Lubat

« Il faut jouer pour apprendre, et non pas apprendre pour jouer »

Discussion avec Bernard Lubat, filmée par Les mutins de pangée à L’Estaminet à Uzeste.

J’ai fait plusieurs stages avec Bernard Lubat à Uzeste. À chaque fois que je l’entends, ça me remet les idées à l’endroit, enfin à l’envers, enfin voilà quoi. Sa façon de parler de la musique dans cet entretien parle pour moi de démarches d’éducation populaire.

Quelques extraits relevés à la levée :

Il faut jouer pour apprendre, et non pas apprendre pour jouer.
C’est en jouant qu’on découvre ce qu’il faut apprendre.

Le jazz, c’est une musique qui n’en finit pas de commencer.
Il ne faut pas geler les choses, les figer pour les vendre, les transformer en marchandises.

La liberté nous permet de prendre de drôles de responsabilités.

On résiste par la mauvaise foi.
La mauvaise foi est essentielle pour résister.

Tout ce qu’on apprend au conservatoire, l’harmonie, le contrepoint, l’histoire de l’art, c’est indispensable. Mais ça n’est utile en musique que si on se l’approprie.

Se nourrir de ce qu’ont fait les autres. Se l’approprier, le mettre à la poubelle, où tout va se mélanger.

Jouer rend curieux.
Quand on joue, on sait qu’on n’y arrivera jamais : c’est ça le désir.

Jouer, c’est se jouer. C’est pas fait pour faire joli.

Ce qui compte, ce n’est pas le résultat, c’est le chemin.
Tant que c’est une hypothèse, c’est valable.
Apprendre à être et à devenir.
Construction de soi en tant que personne, individu, responsable.

Je suis un apprenti permanent.
Quand j’ai rencontré le jazz, j’étais bardé de diplômes mais j’ai compris tout de suite que j’avais rien compris.

Au début c’est naze, puis on est naze toute sa vie mais on cherche.

Je ne suis pas un croyant : je suis un pratiquant.

S’organiser une relation par l’inconnu. Ce qui fait que finalement on a des choses à se dire, même si on sait pas quoi.
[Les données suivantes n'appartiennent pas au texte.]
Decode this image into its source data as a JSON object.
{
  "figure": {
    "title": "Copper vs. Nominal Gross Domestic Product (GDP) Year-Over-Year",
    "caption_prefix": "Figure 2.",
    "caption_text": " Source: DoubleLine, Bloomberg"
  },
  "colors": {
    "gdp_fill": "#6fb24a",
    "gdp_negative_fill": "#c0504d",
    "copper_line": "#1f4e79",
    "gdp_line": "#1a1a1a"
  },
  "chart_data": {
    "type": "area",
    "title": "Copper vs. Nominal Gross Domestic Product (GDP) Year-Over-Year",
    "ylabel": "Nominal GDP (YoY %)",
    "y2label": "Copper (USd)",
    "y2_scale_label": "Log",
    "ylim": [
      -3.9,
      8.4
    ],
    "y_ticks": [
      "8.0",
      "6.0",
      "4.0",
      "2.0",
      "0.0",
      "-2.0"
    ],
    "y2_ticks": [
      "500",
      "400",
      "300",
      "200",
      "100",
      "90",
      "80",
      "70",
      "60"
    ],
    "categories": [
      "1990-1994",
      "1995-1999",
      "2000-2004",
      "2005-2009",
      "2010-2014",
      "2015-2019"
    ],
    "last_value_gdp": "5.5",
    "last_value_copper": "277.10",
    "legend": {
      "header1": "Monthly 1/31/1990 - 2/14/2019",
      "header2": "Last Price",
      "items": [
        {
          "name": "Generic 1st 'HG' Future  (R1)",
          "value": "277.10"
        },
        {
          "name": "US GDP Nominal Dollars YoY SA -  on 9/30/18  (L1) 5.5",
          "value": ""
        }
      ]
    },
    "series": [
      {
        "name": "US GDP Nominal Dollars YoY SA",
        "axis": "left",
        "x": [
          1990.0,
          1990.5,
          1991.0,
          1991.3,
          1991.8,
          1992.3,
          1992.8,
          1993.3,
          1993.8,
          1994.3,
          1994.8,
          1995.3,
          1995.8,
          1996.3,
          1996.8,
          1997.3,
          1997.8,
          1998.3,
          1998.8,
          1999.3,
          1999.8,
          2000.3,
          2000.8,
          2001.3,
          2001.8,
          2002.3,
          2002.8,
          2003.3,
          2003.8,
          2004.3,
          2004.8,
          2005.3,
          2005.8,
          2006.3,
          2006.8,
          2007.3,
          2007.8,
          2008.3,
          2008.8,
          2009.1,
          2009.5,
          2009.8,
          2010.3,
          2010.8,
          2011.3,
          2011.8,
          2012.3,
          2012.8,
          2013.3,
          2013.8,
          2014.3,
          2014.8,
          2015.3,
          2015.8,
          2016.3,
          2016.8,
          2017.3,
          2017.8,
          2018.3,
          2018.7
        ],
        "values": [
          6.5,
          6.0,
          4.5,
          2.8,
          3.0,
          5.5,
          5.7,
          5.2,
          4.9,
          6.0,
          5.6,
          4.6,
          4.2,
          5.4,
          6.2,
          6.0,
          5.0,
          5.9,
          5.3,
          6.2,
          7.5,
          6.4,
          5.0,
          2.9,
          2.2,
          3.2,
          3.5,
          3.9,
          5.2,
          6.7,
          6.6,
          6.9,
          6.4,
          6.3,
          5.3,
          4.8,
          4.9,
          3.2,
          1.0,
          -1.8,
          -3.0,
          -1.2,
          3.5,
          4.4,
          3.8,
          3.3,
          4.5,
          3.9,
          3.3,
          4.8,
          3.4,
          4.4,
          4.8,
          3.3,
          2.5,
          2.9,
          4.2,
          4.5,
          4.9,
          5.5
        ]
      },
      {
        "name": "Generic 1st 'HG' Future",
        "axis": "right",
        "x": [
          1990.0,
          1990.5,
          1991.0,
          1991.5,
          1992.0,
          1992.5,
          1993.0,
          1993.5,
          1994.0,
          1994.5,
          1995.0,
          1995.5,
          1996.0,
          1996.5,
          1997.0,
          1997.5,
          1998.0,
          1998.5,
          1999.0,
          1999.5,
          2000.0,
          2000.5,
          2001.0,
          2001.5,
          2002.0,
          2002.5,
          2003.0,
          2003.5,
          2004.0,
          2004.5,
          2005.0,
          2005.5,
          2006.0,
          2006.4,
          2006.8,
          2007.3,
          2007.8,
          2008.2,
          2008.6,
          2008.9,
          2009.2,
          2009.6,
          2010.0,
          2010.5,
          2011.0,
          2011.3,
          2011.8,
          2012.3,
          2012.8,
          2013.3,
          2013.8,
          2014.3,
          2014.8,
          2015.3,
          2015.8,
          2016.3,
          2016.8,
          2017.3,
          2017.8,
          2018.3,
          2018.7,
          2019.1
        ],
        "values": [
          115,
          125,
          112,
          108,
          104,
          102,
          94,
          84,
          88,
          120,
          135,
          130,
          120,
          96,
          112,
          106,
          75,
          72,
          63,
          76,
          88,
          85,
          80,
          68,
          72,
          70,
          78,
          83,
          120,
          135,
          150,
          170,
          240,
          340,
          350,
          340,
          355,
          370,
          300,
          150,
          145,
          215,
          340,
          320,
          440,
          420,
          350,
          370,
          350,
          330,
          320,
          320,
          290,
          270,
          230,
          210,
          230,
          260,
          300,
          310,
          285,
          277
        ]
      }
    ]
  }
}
Le consonant, ça a qqch de religieux : ça repose, ça dit qu’on sera heureux.
Le dissonant, c’est plus intéressant, c’est dialectique. Ça agresse l’oreille, ça questionne.
Le chaos, c’est l’existence.

Ce qui peut devenir populaire, c’est la liberté.
Quand on a peur on n’est pas libre. Mais quand on est libre ça fait peur.
Ça fait dilemme.

Jouer, se jouer, c’est se désintoxiquer.

Développer des singularités et des solidarités.
Des solitudes solidaires.
L’humanité s’est construite avec des minorités.

J’ai mis du temps à me moquer de la musique, de moi, du public.
Dans les festivals de jazz qui se prennent au sérieux ça passe pas.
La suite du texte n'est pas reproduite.